Algorithm to match sentences about the same topic

Question 1

In general you would need to use some natural language processing (NLP). If you are new to the subject, I recommend you to take a look at nltk. It is a python library that includes tools for a variety of NLP problems. They also have a free book that you can check to take a quick look at the tools that you may need.

www.nltk.org/book/‎

I hope it helps

Question 2

Check out http://en.wikipedia.org/wiki/Topic_model to see how people model documents in terms of hidden "topics" that they share. Some common models and algorithms are mentioned. In general you are looking for a topic model. Some googling should find papers if you are looking for more advanced stuff than what's on the wiki.

Question 3

Levenshtein and Hamming distances are very concerned with differences at a local level.

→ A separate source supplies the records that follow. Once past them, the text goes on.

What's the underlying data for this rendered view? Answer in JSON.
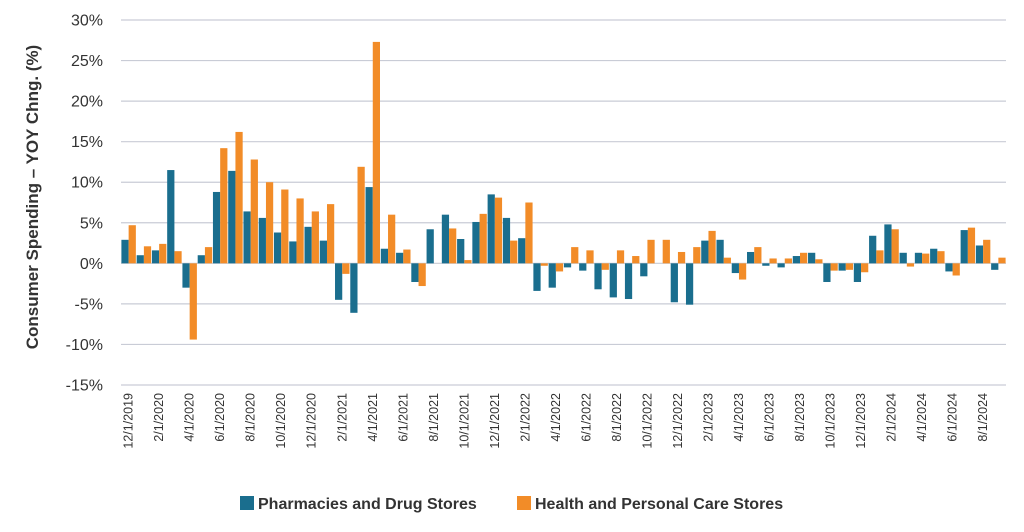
{
  "chart_data": {
    "type": "bar",
    "title": "",
    "xlabel": "",
    "ylabel": "Consumer Spending – YOY Chng. (%)",
    "ylim": [
      -15,
      30
    ],
    "yticks": [
      -15,
      -10,
      -5,
      0,
      5,
      10,
      15,
      20,
      25,
      30
    ],
    "ytick_labels": [
      "-15%",
      "-10%",
      "-5%",
      "0%",
      "5%",
      "10%",
      "15%",
      "20%",
      "25%",
      "30%"
    ],
    "grid": true,
    "legend": "bottom",
    "categories": [
      "12/1/2019",
      "1/1/2020",
      "2/1/2020",
      "3/1/2020",
      "4/1/2020",
      "5/1/2020",
      "6/1/2020",
      "7/1/2020",
      "8/1/2020",
      "9/1/2020",
      "10/1/2020",
      "11/1/2020",
      "12/1/2020",
      "1/1/2021",
      "2/1/2021",
      "3/1/2021",
      "4/1/2021",
      "5/1/2021",
      "6/1/2021",
      "7/1/2021",
      "8/1/2021",
      "9/1/2021",
      "10/1/2021",
      "11/1/2021",
      "12/1/2021",
      "1/1/2022",
      "2/1/2022",
      "3/1/2022",
      "4/1/2022",
      "5/1/2022",
      "6/1/2022",
      "7/1/2022",
      "8/1/2022",
      "9/1/2022",
      "10/1/2022",
      "11/1/2022",
      "12/1/2022",
      "1/1/2023",
      "2/1/2023",
      "3/1/2023",
      "4/1/2023",
      "5/1/2023",
      "6/1/2023",
      "7/1/2023",
      "8/1/2023",
      "9/1/2023",
      "10/1/2023",
      "11/1/2023",
      "12/1/2023",
      "1/1/2024",
      "2/1/2024",
      "3/1/2024",
      "4/1/2024",
      "5/1/2024",
      "6/1/2024",
      "7/1/2024",
      "8/1/2024",
      "9/1/2024"
    ],
    "xtick_labels": [
      "12/1/2019",
      "2/1/2020",
      "4/1/2020",
      "6/1/2020",
      "8/1/2020",
      "10/1/2020",
      "12/1/2020",
      "2/1/2021",
      "4/1/2021",
      "6/1/2021",
      "8/1/2021",
      "10/1/2021",
      "12/1/2021",
      "2/1/2022",
      "4/1/2022",
      "6/1/2022",
      "8/1/2022",
      "10/1/2022",
      "12/1/2022",
      "2/1/2023",
      "4/1/2023",
      "6/1/2023",
      "8/1/2023",
      "10/1/2023",
      "12/1/2023",
      "2/1/2024",
      "4/1/2024",
      "6/1/2024",
      "8/1/2024"
    ],
    "series": [
      {
        "name": "Pharmacies and Drug Stores",
        "color": "#1a6e8e",
        "values": [
          2.9,
          1.0,
          1.6,
          11.5,
          -3.0,
          1.0,
          8.8,
          11.4,
          6.4,
          5.6,
          3.8,
          2.7,
          4.5,
          2.8,
          -4.5,
          -6.1,
          9.4,
          1.8,
          1.3,
          -2.3,
          4.2,
          6.0,
          3.0,
          5.1,
          8.5,
          5.6,
          3.1,
          -3.4,
          -3.0,
          -0.5,
          -0.9,
          -3.2,
          -4.2,
          -4.4,
          -1.6,
          0.0,
          -4.8,
          -5.1,
          2.8,
          2.9,
          -1.2,
          1.4,
          -0.3,
          -0.5,
          0.9,
          1.3,
          -2.3,
          -0.9,
          -2.3,
          3.4,
          4.8,
          1.3,
          1.3,
          1.8,
          -1.0,
          4.1,
          2.2,
          -0.8
        ]
      },
      {
        "name": "Health and Personal Care Stores",
        "color": "#f28c28",
        "values": [
          4.7,
          2.1,
          2.4,
          1.5,
          -9.4,
          2.0,
          14.2,
          16.2,
          12.8,
          10.0,
          9.1,
          8.0,
          6.4,
          7.3,
          -1.3,
          11.9,
          27.3,
          6.0,
          1.7,
          -2.8,
          0.0,
          4.3,
          0.4,
          6.1,
          8.1,
          2.8,
          7.5,
          -0.3,
          -1.0,
          2.0,
          1.6,
          -0.8,
          1.6,
          0.9,
          2.9,
          2.9,
          1.4,
          2.0,
          4.0,
          0.7,
          -2.0,
          2.0,
          0.6,
          0.6,
          1.3,
          0.5,
          -0.9,
          -0.8,
          -1.1,
          1.6,
          4.2,
          -0.4,
          1.2,
          1.5,
          -1.5,
          4.4,
          2.9,
          0.7
        ]
      }
    ]
  }
}
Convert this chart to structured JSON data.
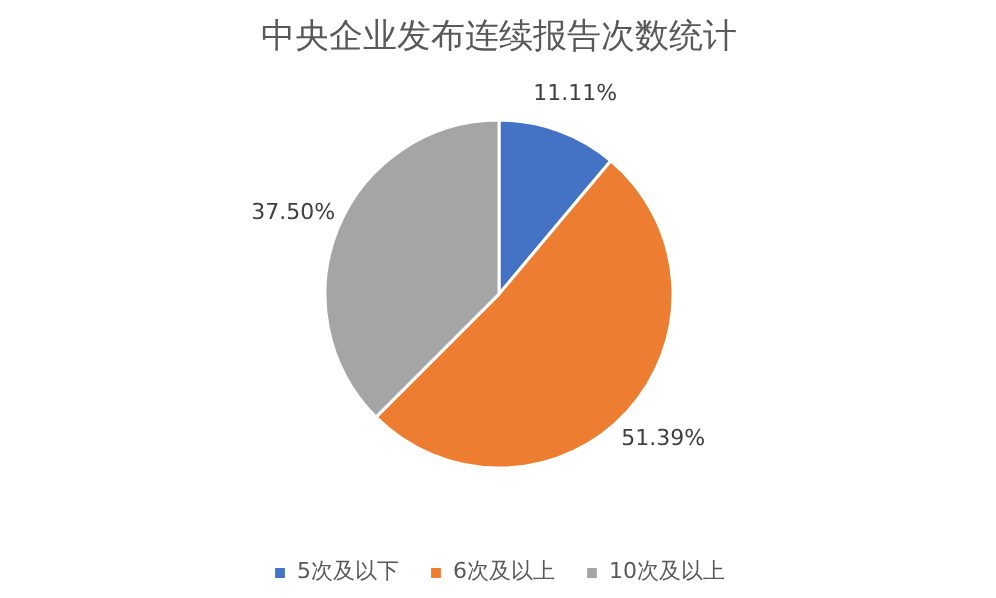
{
  "chart_data": {
    "type": "pie",
    "title": "中央企业发布连续报告次数统计",
    "categories": [
      "5次及以下",
      "6次及以上",
      "10次及以上"
    ],
    "values": [
      11.11,
      51.39,
      37.5
    ],
    "colors": [
      "#4472c4",
      "#ed7d31",
      "#a5a5a5"
    ],
    "value_labels": [
      "11.11%",
      "51.39%",
      "37.50%"
    ],
    "legend": "bottom"
  }
}
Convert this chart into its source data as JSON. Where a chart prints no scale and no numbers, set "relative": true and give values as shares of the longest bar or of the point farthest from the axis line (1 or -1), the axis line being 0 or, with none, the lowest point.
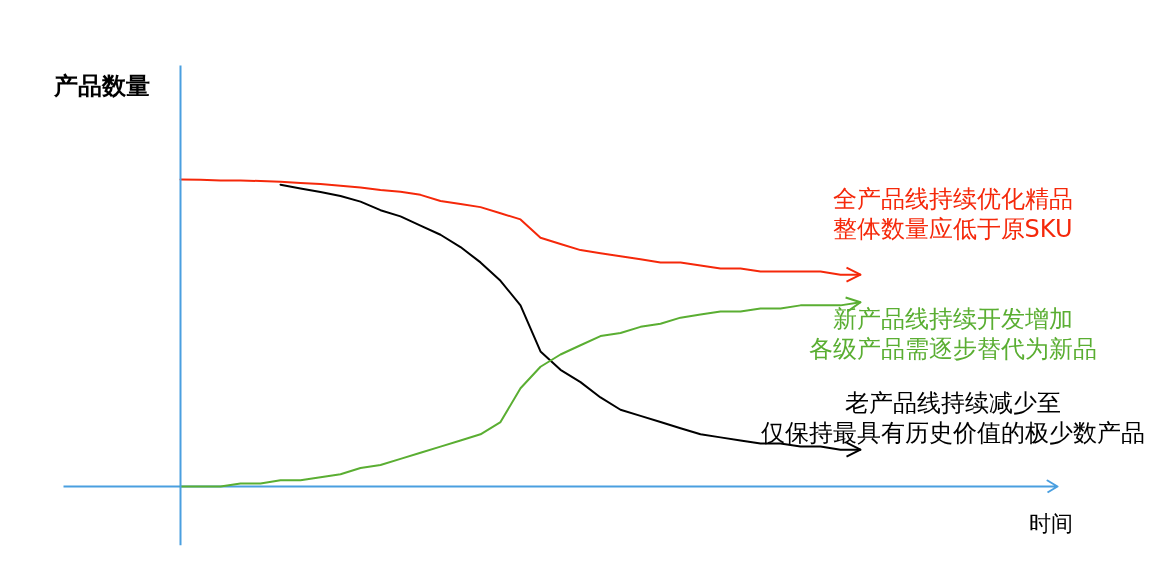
{
  "chart_data": {
    "type": "line",
    "relative": true,
    "ylabel": "产品数量",
    "annotations": [
      "时间"
    ],
    "categories": [
      null,
      null,
      null,
      null,
      null,
      null,
      null,
      null,
      null,
      null,
      null,
      null,
      null,
      null,
      null,
      null,
      null,
      null,
      null,
      null,
      null,
      null,
      null,
      null,
      null,
      null,
      null,
      null,
      null,
      null,
      null,
      null,
      null,
      null,
      null
    ],
    "series": [
      {
        "name": "全产品线持续优化精品整体数量应低于原SKU",
        "color": "#f5280a",
        "values": [
          1.0,
          0.999,
          0.997,
          0.997,
          0.995,
          0.993,
          0.989,
          0.985,
          0.98,
          0.974,
          0.966,
          0.96,
          0.95,
          0.93,
          0.92,
          0.91,
          0.89,
          0.87,
          0.81,
          0.79,
          0.77,
          0.76,
          0.75,
          0.74,
          0.73,
          0.73,
          0.72,
          0.71,
          0.71,
          0.7,
          0.7,
          0.7,
          0.7,
          0.69,
          0.69
        ]
      },
      {
        "name": "新产品线持续开发增加各级产品需逐步替代为新品",
        "color": "#5aae32",
        "values": [
          0.0,
          0.0,
          0.0,
          0.01,
          0.01,
          0.02,
          0.02,
          0.03,
          0.04,
          0.06,
          0.07,
          0.09,
          0.11,
          0.13,
          0.15,
          0.17,
          0.21,
          0.32,
          0.39,
          0.43,
          0.46,
          0.49,
          0.5,
          0.52,
          0.53,
          0.55,
          0.56,
          0.57,
          0.57,
          0.58,
          0.58,
          0.59,
          0.59,
          0.59,
          0.6
        ]
      },
      {
        "name": "老产品线持续减少至仅保持最具有历史价值的极少数产品",
        "color": "#000000",
        "values": [
          null,
          null,
          null,
          null,
          null,
          0.983,
          0.971,
          0.959,
          0.946,
          0.928,
          0.9,
          0.88,
          0.85,
          0.82,
          0.78,
          0.73,
          0.67,
          0.59,
          0.44,
          0.38,
          0.34,
          0.29,
          0.25,
          0.23,
          0.21,
          0.19,
          0.17,
          0.16,
          0.15,
          0.14,
          0.14,
          0.13,
          0.13,
          0.12,
          0.12
        ]
      }
    ]
  }
}
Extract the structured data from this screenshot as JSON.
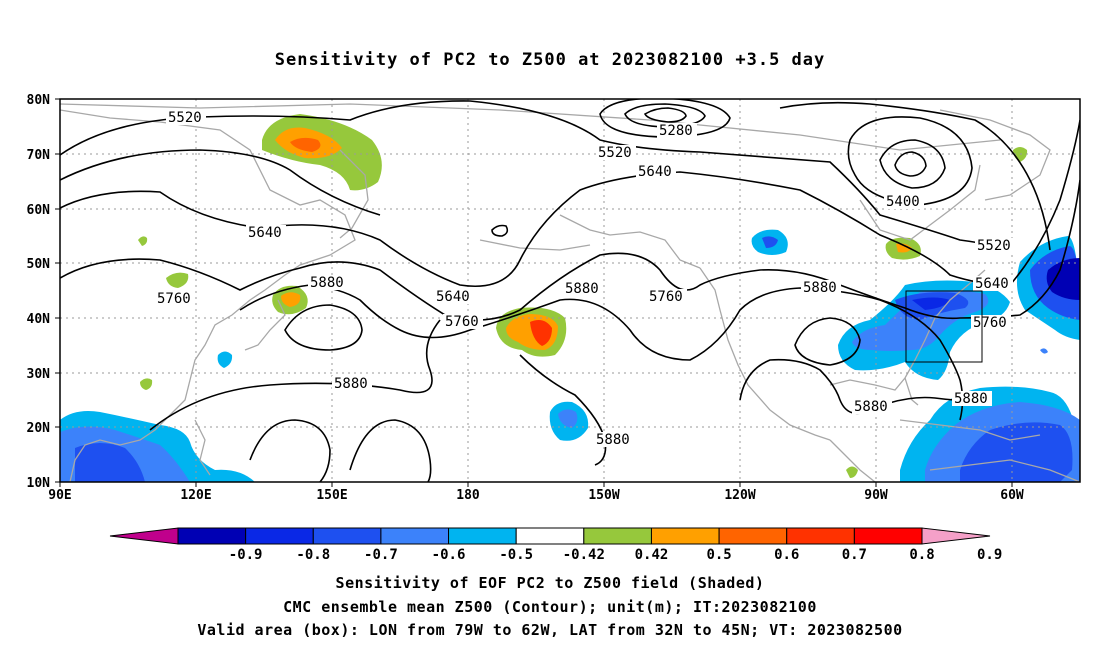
{
  "title": "Sensitivity of PC2 to Z500 at 2023082100 +3.5 day",
  "lat_labels": [
    "80N",
    "70N",
    "60N",
    "50N",
    "40N",
    "30N",
    "20N",
    "10N"
  ],
  "lon_labels": [
    "90E",
    "120E",
    "150E",
    "180",
    "150W",
    "120W",
    "90W",
    "60W"
  ],
  "contour_labels": [
    {
      "id": "c5520a",
      "text": "5520"
    },
    {
      "id": "c5280",
      "text": "5280"
    },
    {
      "id": "c5520b",
      "text": "5520"
    },
    {
      "id": "c5640a",
      "text": "5640"
    },
    {
      "id": "c5400",
      "text": "5400"
    },
    {
      "id": "c5640b",
      "text": "5640"
    },
    {
      "id": "c5520c",
      "text": "5520"
    },
    {
      "id": "c5760a",
      "text": "5760"
    },
    {
      "id": "c5880a",
      "text": "5880"
    },
    {
      "id": "c5640c",
      "text": "5640"
    },
    {
      "id": "c5760b",
      "text": "5760"
    },
    {
      "id": "c5880b",
      "text": "5880"
    },
    {
      "id": "c5760c",
      "text": "5760"
    },
    {
      "id": "c5880c",
      "text": "5880"
    },
    {
      "id": "c5640d",
      "text": "5640"
    },
    {
      "id": "c5760d",
      "text": "5760"
    },
    {
      "id": "c5880d",
      "text": "5880"
    },
    {
      "id": "c5880e",
      "text": "5880"
    },
    {
      "id": "c5880f",
      "text": "5880"
    },
    {
      "id": "c5880g",
      "text": "5880"
    }
  ],
  "colorbar": {
    "colors": [
      "#c0008c",
      "#0000b4",
      "#0a28e6",
      "#1e50f0",
      "#3c82fa",
      "#00b4f0",
      "#ffffff",
      "#96c83c",
      "#ffa000",
      "#ff6400",
      "#ff3200",
      "#ff0000",
      "#f5a0c8"
    ],
    "labels": [
      "-0.9",
      "-0.8",
      "-0.7",
      "-0.6",
      "-0.5",
      "-0.42",
      "0.42",
      "0.5",
      "0.6",
      "0.7",
      "0.8",
      "0.9"
    ]
  },
  "valid_box": {
    "lon_from": "79W",
    "lon_to": "62W",
    "lat_from": "32N",
    "lat_to": "45N"
  },
  "captions": [
    "Sensitivity of EOF PC2 to Z500 field (Shaded)",
    "CMC ensemble mean Z500 (Contour); unit(m); IT:2023082100",
    "Valid area (box): LON from 79W to 62W, LAT from 32N to 45N; VT: 2023082500"
  ]
}
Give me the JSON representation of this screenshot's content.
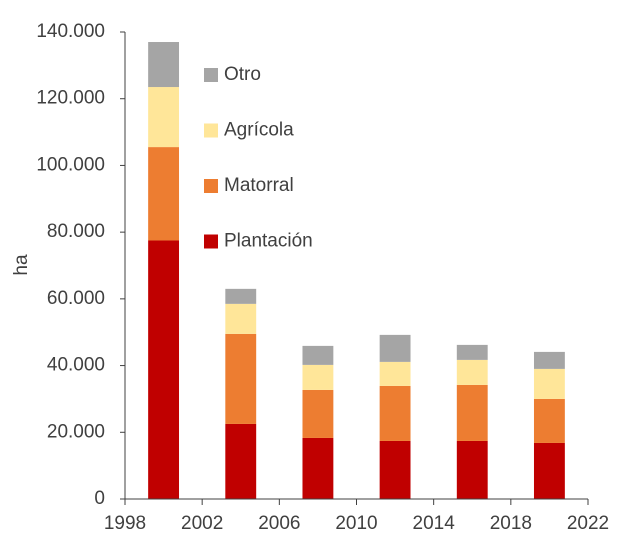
{
  "chart_data": {
    "type": "stacked-bar",
    "ylabel": "ha",
    "x": [
      2000,
      2004,
      2008,
      2012,
      2016,
      2020
    ],
    "series": [
      {
        "name": "Plantación",
        "color": "#c00000",
        "values": [
          77500,
          22500,
          18300,
          17400,
          17400,
          16800
        ]
      },
      {
        "name": "Matorral",
        "color": "#ed7d31",
        "values": [
          28000,
          27000,
          14400,
          16500,
          16800,
          13200
        ]
      },
      {
        "name": "Agrícola",
        "color": "#ffe699",
        "values": [
          18000,
          9000,
          7500,
          7200,
          7500,
          9000
        ]
      },
      {
        "name": "Otro",
        "color": "#a5a5a5",
        "values": [
          13500,
          4500,
          5700,
          8100,
          4500,
          5100
        ]
      }
    ],
    "xlim": [
      1998,
      2022
    ],
    "xticks": [
      1998,
      2002,
      2006,
      2010,
      2014,
      2018,
      2022
    ],
    "ylim": [
      0,
      140000
    ],
    "yticks": [
      0,
      {
        "value": 20000,
        "label": "20.000"
      },
      {
        "value": 40000,
        "label": "40.000"
      },
      {
        "value": 60000,
        "label": "60.000"
      },
      {
        "value": 80000,
        "label": "80.000"
      },
      {
        "value": 100000,
        "label": "100.000"
      },
      {
        "value": 120000,
        "label": "120.000"
      },
      {
        "value": 140000,
        "label": "140.000"
      }
    ],
    "bar_width": 1.6,
    "grid": false
  }
}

If you want to look for the topic behind the sentence, it's better to consider all the words in the sentence together.

A simple whole sentence approach would be tf-idf. If you treat each sentence as a document, then count the number of times a term (word) appears in the sentence, and divide by the number of documents that term appears in, you get a number for each distinct term in the sentence. Sentences with similar numbers for the same term are likely to be about the same topic.

You could use a simple approach with that, and then try different lemmatization or other grouping schemes if you need better performance.

A simple comparison for the numbers related to each sentence is cosine similarity.